Rezar. Em primeiro lugar, rezar em desagravo pela ofensa cometida. Em segundo lugar, rezar pelos que idealizaram isso, pelos que participaram disso, pelos que aplaudiram isso, para que se arrependam e se convertam.
Os atletas cristãos que se ofenderam com a cerimônia de abertura precisam reagir de forma inteligente e aproveitar as oportunidades para manifestar sua fé. E eles estão fazendo isso
Boicotar. Considero o boicote uma forma de protesto totalmente válida, e cada um decide livremente se irá usá-la, e como irá usá-la. Eu, particularmente, não deixaria de assistir aos jogos, até porque os atletas não têm nada a ver com isso e porque expor as pessoas (especialmente as crianças) ao esporte olímpico representa um incentivo que não existe em outras épocas. Mas, se alguém resolve não assistir, ou não comprar produtos oficiais (essa é uma forma de atingir mais diretamente a organização), está no seu direito e não sou eu que irei criticar.
Evitar a tentação do post hoc ergo proter hoc: Essa é a falácia que cria relação de causa e efeito entre fatos que se sucedem no tempo: “se A ocorre depois de B, então é porque B foi a causa de A”. Circulou uma história (não confirmada) sobre um grande blecaute em Paris no sábado, e aí já vem uma turma dizendo que foi resposta divina. Até entendo a boa vontade de quem faz isso, mas nem se amanhã soubéssemos que Jolly foi diagnosticado com um câncer superagressivo eu pensaria que tem a mão de Deus aí. Não é assim que Ele trabalha ordinariamente. Se fosse assim, a essa altura todos os membros do Porta dos Fundos já teriam adoecido gravemente, ou um vírus teria destruído todos os computadores deles, sei lá eu. E pessoas boas não teriam doenças fatais.
Divulgar as manifestações de fé dos atletas. Os atletas cristãos que se ofenderam com a cerimônia de abertura precisam reagir de forma inteligente e aproveitar as oportunidades para manifestar sua fé. E eles estão fazendo isso, embora eu não saiba dizer se é algo que já fariam naturalmente, ou se os fatos de sexta-feira deram um empurrãozinho. Nem sempre dá certo: o surfista João Chianca teve de retirar o Cristo Redentor de suas pranchas. Parece que o melhor é a atitude de “guerrilha”, aquelas manifestações imprevistas que a organização não tem como detectar antecipadamente: entre os brasileiros já tivemos a linguagem de sinais da Rayssa Leal e a sensacional entrevista da judoca Larissa Pimenta após vencer sua luta pela medalha de bronze. Ou, então, o segredo é fazer algo que seja impossível coibir ou ignorar, como a enorme tatuagem de cruz do nadador britânico Adam Peaty bem no meio do seu abdômen. O nosso papel, aqui, é reconhecer e divulgar essas manifestações.

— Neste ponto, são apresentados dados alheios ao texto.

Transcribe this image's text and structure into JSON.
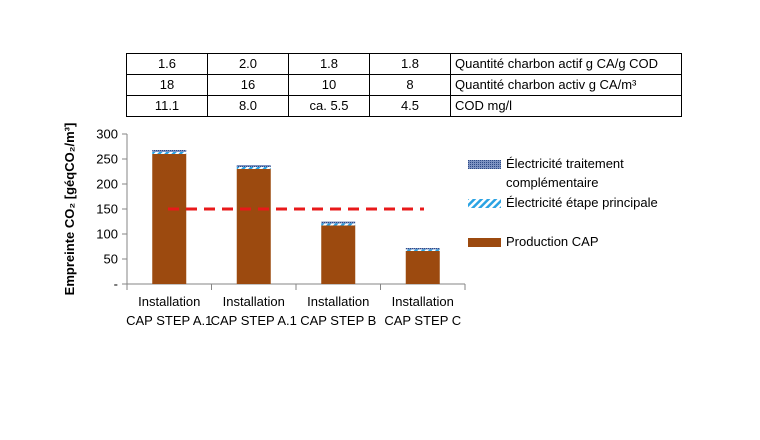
{
  "table": {
    "rows": [
      {
        "values": [
          "1.6",
          "2.0",
          "1.8",
          "1.8"
        ],
        "label": "Quantité charbon actif g CA/g COD"
      },
      {
        "values": [
          "18",
          "16",
          "10",
          "8"
        ],
        "label": "Quantité charbon activ g CA/m³"
      },
      {
        "values": [
          "11.1",
          "8.0",
          "ca. 5.5",
          "4.5"
        ],
        "label": "COD mg/l"
      }
    ]
  },
  "chart_data": {
    "type": "bar",
    "stacked": true,
    "categories": [
      [
        "Installation",
        "CAP STEP A.1"
      ],
      [
        "Installation",
        "CAP STEP A.1"
      ],
      [
        "Installation",
        "CAP STEP B"
      ],
      [
        "Installation",
        "CAP STEP C"
      ]
    ],
    "series": [
      {
        "name": "Production CAP",
        "values": [
          260,
          230,
          117,
          66
        ],
        "color": "#9C4A0F",
        "pattern": "solid"
      },
      {
        "name": "Électricité étape principale",
        "values": [
          4,
          4,
          4,
          3
        ],
        "color": "#2BA3E3",
        "pattern": "diagonal-stripes"
      },
      {
        "name": "Électricité traitement complémentaire",
        "values": [
          4,
          4,
          4,
          3
        ],
        "color": "#3E5C9A",
        "pattern": "dots"
      }
    ],
    "legend": [
      "Électricité traitement complémentaire",
      "Électricité étape principale",
      "Production CAP"
    ],
    "reference_line": {
      "value": 150,
      "color": "#E8191A",
      "style": "dashed"
    },
    "ylabel": "Empreinte CO₂ [géqCO₂/m³]",
    "ylim": [
      0,
      300
    ],
    "yticks": [
      "-",
      "50",
      "100",
      "150",
      "200",
      "250",
      "300"
    ],
    "legend_position": "right",
    "grid": false
  }
}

Falar em diversidade, inclusão, respeito, tolerância não passa de hipocrisia quando alguém decide que os cristãos não são dignos de nada disso. Continuo tão fã dos Jogos Olímpicos hoje como era antes de sexta-feira, mas isso não me impede de afirmar que a cerimônia de abertura, por esse ponto de vista, foi um desastre. O que deveria ser uma celebração da cultura e da história francesas virou uma pequena coleção de momentos memoráveis embrulhados com um punhado de propaganda woke.
Olimpice católica leve
Para desanuviar um pouco, uma história interessante. Atualmente, o COI só aceita novos membros que sejam nações independentes, e existem apenas dois países nessa situação que não têm comitê olímpico reconhecido: Niue, na Oceania, e o Vaticano. Acontece que o Vaticano tem, sim, uma equipe esportiva, a Athletica Vaticana, que participa de competições menores em algumas poucas modalidades. Eu contei essa história na coluna Papo Olímpico, que mantive no Um Dois Esportes entre 2021 e 2022. Quem sabe um dia vejamos uma delegação do Vaticano disputando os Jogos Olímpicos com todas as demais nações; seria um belo testemunho.